Mr. Maier, how much attention do you pay to the rest of the fashion industry?
I don't look. I find it distracting. I'm more interested in our customer, who he is and what he's looking for. In my twenties, I looked at everything I could. I went to every fashion show, I sneaked in anywhere I could. I wanted to absorb the most I could and see a lot. I think that's important when you're a student or when you're starting out—you need to see things. But then I think there comes a time when that's just distracting, always looking at what other people do. I think the people who are the best are the people who concentrate on their own thing.
So in order to succeed as a designer, one doesn't have to take part in the glamorous circus the fashion industry is so well known for?
No, and I'm proof of that. I like to be a kind of rebel. I hate when people say, "This is set in stone. These are the rules. This is how you do it." I hate that. It's stupid, and the recipe doesn't even work most of the time.
That you need a show and you need to pay people to sit in the front row who have nothing to do with nothing and you need to have this article and that article. Then you do all of that and you're out of business two seasons later and nobody talks about you anymore. Nobody even talks about the fact that you are out of business. I find that very upsetting, this stupid system. It doesn't have to be like that, and I think we proved that at Bottega Veneta.
But people looked at your minimal approach very skeptically at the beginning, didn't they? You famously removed the brand's logo from all items in your first collection.
Sure. When we started, big-department-store executives would come to the show and they would say, "You'll never sell one of these wallets. You'll never have a small-leather-goods business, because as long as you don't understand that a wallet needs to have the logo or the name of the brand on it to sell, you will never make it in this industry." And I said, "Okay. Thank you for letting me know." [Laughs] I think you can do anything if you have a conviction and you have a belief that your product is right because it is designed for function. Besides, you can sign the product in different ways to make it recognizable. You can make it recognizable by design.
Definitely. Artists have done that for centuries.
Exactly. You don't have to put a signature on a painting to know if that is a Manet, because you can just recognize a Manet by the color sense, a Rembrandt because of the light, a La Tour because of the candlelight on the face. You don't need to look at names. Why do we like architecture, and why do we like certain architects? Because we can drive by a building among thousands of buildings and we can say, "This is a Richard Meier," or whoever. I like to design products that don't need to have names on the buttons. If you have a little bit of culture and you have a little bit of sensibility and understanding, you know what it is.
Many brands find themselves on the opposite side of the spectrum, where the image of the fashion designer and the logo of the house seem to be more important than the product itself.
Why does the product need to define a person as this or that? Let the product take on the personality of the wearer.
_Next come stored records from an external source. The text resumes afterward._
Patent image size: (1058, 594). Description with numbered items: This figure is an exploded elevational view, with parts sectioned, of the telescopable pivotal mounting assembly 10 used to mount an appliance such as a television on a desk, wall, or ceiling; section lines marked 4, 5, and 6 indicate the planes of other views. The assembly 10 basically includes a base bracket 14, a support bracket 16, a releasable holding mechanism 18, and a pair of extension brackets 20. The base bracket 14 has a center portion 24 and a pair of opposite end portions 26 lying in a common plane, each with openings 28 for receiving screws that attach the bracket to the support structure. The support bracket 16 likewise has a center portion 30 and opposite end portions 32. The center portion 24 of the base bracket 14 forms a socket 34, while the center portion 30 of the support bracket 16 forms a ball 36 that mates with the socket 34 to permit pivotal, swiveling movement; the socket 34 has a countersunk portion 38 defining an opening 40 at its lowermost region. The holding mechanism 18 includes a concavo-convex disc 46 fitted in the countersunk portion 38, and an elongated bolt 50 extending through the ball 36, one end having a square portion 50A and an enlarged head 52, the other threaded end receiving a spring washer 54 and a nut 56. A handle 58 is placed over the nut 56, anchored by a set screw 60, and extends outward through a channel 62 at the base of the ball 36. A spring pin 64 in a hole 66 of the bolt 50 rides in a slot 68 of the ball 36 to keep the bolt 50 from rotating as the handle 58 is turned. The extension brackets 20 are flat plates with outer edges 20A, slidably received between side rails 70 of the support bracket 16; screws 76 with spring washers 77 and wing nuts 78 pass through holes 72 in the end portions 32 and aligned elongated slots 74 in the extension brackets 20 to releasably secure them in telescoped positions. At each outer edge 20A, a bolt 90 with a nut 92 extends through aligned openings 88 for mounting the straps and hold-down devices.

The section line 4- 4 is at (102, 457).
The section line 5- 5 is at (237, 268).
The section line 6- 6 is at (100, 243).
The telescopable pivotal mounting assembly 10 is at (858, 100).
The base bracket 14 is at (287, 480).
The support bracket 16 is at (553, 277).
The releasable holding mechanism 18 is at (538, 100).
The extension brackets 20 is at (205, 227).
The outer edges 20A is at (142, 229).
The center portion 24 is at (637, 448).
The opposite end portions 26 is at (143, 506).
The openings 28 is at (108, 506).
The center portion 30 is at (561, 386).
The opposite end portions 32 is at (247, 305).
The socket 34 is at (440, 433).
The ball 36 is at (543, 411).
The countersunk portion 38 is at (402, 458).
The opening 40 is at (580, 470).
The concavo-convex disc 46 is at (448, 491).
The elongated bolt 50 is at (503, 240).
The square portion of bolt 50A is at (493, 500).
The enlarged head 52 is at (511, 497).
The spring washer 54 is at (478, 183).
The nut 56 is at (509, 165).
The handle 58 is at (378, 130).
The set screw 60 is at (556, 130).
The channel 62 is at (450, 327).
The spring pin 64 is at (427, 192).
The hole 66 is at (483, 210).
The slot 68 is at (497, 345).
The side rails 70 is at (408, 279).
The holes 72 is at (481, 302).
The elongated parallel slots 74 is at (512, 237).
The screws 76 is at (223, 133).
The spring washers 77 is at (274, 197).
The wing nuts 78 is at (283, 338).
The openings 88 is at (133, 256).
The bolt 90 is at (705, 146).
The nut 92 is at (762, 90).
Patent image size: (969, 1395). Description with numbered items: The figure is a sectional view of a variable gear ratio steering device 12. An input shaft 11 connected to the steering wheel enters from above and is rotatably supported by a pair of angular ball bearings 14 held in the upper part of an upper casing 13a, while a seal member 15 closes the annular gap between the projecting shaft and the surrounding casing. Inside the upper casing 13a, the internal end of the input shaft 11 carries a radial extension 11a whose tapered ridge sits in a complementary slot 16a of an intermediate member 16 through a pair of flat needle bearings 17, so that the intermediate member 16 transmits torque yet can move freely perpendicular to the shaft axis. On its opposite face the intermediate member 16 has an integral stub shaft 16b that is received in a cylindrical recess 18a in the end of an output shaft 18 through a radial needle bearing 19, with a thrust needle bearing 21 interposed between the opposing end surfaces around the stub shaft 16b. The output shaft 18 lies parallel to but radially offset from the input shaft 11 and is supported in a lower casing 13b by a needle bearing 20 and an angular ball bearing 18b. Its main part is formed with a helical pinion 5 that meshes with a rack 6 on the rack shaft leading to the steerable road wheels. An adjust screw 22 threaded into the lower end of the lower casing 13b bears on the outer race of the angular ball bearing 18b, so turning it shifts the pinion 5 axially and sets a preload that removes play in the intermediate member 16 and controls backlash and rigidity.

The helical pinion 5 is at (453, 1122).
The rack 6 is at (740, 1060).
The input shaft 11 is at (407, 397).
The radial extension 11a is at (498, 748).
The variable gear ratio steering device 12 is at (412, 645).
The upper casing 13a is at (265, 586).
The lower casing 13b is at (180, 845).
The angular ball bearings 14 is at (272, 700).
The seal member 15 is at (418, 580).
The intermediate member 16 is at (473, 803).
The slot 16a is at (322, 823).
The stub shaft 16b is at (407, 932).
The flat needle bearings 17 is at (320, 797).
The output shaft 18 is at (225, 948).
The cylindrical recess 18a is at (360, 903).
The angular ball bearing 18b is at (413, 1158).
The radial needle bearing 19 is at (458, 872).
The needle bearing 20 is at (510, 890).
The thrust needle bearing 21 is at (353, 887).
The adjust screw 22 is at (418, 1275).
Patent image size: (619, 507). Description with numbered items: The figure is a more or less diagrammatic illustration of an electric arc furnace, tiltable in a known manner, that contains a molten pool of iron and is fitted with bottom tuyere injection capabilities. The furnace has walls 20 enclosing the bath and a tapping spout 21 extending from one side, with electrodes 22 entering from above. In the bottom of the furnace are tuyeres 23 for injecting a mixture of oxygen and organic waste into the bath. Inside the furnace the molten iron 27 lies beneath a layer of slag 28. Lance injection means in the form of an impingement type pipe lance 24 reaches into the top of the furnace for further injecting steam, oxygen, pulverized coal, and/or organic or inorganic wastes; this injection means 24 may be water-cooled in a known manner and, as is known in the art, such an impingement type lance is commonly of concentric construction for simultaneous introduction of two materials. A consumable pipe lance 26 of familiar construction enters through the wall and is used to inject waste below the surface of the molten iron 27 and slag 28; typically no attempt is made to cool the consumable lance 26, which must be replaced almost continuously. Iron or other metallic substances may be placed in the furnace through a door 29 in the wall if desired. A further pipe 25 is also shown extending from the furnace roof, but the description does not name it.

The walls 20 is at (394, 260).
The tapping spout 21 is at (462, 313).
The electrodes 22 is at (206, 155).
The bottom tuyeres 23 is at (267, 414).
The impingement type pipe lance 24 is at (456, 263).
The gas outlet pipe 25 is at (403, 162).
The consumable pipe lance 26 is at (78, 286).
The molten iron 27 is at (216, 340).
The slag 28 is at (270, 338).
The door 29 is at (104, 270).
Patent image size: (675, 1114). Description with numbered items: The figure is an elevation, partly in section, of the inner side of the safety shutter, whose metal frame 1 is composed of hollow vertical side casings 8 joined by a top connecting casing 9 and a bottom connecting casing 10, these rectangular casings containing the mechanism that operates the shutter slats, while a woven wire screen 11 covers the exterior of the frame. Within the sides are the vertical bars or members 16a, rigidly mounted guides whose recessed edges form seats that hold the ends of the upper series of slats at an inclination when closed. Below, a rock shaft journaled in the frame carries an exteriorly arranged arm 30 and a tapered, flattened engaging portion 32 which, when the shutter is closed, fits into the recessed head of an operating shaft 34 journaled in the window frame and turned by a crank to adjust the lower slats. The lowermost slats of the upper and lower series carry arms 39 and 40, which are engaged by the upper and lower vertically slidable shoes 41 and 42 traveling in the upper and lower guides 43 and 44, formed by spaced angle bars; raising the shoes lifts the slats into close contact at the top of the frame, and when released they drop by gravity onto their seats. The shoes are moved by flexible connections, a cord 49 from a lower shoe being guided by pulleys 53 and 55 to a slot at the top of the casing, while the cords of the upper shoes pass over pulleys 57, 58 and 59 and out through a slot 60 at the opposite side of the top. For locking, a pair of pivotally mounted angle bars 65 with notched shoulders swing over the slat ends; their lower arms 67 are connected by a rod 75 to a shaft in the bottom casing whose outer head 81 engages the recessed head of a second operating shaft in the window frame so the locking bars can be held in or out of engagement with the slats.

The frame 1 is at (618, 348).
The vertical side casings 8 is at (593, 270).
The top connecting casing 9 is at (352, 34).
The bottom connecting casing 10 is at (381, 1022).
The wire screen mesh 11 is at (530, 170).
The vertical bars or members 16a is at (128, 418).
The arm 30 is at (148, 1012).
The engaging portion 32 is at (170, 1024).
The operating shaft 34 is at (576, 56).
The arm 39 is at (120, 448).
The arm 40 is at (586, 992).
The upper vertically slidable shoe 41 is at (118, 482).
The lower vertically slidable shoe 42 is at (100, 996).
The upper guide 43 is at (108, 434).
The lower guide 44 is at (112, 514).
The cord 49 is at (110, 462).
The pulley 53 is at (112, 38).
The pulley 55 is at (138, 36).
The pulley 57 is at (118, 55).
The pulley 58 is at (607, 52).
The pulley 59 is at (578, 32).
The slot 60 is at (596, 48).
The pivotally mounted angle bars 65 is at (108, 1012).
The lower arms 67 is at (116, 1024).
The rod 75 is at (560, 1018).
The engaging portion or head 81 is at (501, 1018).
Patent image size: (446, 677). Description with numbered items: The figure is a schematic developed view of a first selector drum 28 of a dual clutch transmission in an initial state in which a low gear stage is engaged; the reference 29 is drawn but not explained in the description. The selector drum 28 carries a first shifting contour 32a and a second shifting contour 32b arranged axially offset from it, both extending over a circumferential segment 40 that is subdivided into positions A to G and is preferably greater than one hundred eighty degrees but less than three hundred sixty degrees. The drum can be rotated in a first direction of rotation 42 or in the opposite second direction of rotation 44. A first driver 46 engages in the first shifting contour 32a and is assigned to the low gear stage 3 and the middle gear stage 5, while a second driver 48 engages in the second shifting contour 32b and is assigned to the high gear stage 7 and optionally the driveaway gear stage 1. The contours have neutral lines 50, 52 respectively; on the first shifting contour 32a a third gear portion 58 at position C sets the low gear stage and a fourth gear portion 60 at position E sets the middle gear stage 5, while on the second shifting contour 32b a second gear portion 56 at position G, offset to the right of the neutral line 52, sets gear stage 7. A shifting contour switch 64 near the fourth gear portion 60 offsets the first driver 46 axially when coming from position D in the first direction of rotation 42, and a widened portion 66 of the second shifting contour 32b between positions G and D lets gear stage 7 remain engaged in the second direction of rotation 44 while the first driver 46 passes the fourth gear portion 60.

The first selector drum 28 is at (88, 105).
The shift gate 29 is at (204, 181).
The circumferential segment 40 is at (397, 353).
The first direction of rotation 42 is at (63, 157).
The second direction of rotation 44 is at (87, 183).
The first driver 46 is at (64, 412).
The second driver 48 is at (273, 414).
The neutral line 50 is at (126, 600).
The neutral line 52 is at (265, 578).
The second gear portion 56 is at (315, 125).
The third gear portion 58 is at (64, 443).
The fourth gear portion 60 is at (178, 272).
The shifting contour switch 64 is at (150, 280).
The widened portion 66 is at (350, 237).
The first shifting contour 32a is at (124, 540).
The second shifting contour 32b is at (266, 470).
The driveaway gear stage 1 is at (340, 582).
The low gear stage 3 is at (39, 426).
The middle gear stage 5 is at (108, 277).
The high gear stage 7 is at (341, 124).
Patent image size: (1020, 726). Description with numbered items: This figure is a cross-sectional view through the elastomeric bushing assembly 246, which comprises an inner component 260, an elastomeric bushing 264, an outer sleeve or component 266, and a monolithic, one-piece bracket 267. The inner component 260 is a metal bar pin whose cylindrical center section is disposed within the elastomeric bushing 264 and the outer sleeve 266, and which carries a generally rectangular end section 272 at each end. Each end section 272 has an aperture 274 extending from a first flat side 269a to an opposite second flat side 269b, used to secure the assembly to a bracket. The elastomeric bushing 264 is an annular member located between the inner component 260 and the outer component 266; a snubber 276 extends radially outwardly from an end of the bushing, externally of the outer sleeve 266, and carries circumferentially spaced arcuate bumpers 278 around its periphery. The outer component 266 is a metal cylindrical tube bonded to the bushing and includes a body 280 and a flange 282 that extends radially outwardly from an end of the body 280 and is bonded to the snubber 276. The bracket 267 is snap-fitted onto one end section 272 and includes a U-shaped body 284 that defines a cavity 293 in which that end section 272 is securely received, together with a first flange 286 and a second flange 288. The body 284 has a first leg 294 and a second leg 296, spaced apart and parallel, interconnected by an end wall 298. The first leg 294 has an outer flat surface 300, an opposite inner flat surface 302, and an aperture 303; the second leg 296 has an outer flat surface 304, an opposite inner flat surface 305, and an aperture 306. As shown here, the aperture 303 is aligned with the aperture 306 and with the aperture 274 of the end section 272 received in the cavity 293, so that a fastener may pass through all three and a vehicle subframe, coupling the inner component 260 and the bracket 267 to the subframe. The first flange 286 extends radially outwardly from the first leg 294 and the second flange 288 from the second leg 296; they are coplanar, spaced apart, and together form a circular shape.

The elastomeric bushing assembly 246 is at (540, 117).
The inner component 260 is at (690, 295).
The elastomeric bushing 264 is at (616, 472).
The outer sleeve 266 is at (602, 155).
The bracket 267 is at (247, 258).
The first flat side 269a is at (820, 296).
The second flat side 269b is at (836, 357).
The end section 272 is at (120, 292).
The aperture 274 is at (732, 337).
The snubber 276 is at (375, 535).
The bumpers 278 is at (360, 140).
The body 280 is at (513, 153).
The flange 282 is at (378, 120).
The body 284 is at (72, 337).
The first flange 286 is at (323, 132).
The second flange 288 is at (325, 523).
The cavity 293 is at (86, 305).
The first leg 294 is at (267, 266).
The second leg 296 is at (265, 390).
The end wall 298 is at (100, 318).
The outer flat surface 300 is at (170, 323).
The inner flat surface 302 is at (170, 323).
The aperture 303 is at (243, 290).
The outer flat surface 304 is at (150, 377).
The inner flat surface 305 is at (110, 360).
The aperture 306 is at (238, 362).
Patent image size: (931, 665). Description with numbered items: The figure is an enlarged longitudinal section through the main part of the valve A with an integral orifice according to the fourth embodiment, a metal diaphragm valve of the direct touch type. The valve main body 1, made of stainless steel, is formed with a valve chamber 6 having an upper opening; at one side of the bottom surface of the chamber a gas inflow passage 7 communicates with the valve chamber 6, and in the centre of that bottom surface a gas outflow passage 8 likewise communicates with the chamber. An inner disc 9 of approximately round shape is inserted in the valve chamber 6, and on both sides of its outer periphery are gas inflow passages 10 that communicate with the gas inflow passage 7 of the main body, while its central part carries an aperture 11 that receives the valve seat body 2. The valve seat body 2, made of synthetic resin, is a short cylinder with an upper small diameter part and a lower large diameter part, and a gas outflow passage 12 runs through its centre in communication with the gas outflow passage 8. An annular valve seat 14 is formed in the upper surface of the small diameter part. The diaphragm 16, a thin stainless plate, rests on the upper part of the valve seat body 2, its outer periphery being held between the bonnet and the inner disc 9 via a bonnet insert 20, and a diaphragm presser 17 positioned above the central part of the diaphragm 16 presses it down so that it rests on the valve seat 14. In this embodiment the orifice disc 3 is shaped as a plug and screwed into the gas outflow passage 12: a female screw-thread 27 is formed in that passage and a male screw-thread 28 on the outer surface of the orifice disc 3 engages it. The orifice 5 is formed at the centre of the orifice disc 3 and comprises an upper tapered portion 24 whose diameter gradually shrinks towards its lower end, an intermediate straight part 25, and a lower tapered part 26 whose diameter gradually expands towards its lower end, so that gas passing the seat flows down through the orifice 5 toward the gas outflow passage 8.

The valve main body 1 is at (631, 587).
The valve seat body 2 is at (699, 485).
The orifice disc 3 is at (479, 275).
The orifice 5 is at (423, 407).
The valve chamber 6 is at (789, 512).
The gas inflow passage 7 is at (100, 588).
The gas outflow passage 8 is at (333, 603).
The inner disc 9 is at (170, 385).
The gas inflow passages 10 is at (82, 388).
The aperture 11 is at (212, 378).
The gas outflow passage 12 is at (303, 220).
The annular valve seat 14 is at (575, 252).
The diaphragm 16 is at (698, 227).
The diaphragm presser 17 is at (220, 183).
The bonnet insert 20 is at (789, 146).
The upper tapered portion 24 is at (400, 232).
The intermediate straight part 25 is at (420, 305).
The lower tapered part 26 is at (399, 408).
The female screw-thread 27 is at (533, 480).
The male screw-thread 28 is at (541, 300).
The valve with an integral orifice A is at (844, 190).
It should be about the wearer, it shouldn't be about the product. I should look at someone and not think about what you are wearing, which is actually perfectly the case when I look at you, for example. It does not even come to my mind for a second, and that's how it should be. We should think, "Can we make something pleasing to you?" I think it is a big problem in today's world that a lot is done just to please the media or to get picked up in the media, it's not done with the consumer in mind. And I think that you can't forget about that, because that's whom you work for at the end of the day.
So what are the most important aspects of a product from the consumer's perspective?
Functionality plays a key role, because nothing means anything if it doesn't work. For any product. Nothing at all. If I design a perfume bottle and it leaks in the end, then what is the point? It's just design for design's sake, and I don't like that. I find it unbearable. It's not just to make something that looks different, it's also a matter of fact to make it work. It doesn't mean anything if it doesn't appeal to anybody in the end. Why are you doing anything if nobody wants it?
Are you against embellishment?
No, I have nothing against embellishment. I'm all for eccentricity, I'm all for the unexpected and for making it exciting for people. But there has to be a reason. If it's just to be put in a window to make a bit of an effect, I don't find that very stimulating creatively.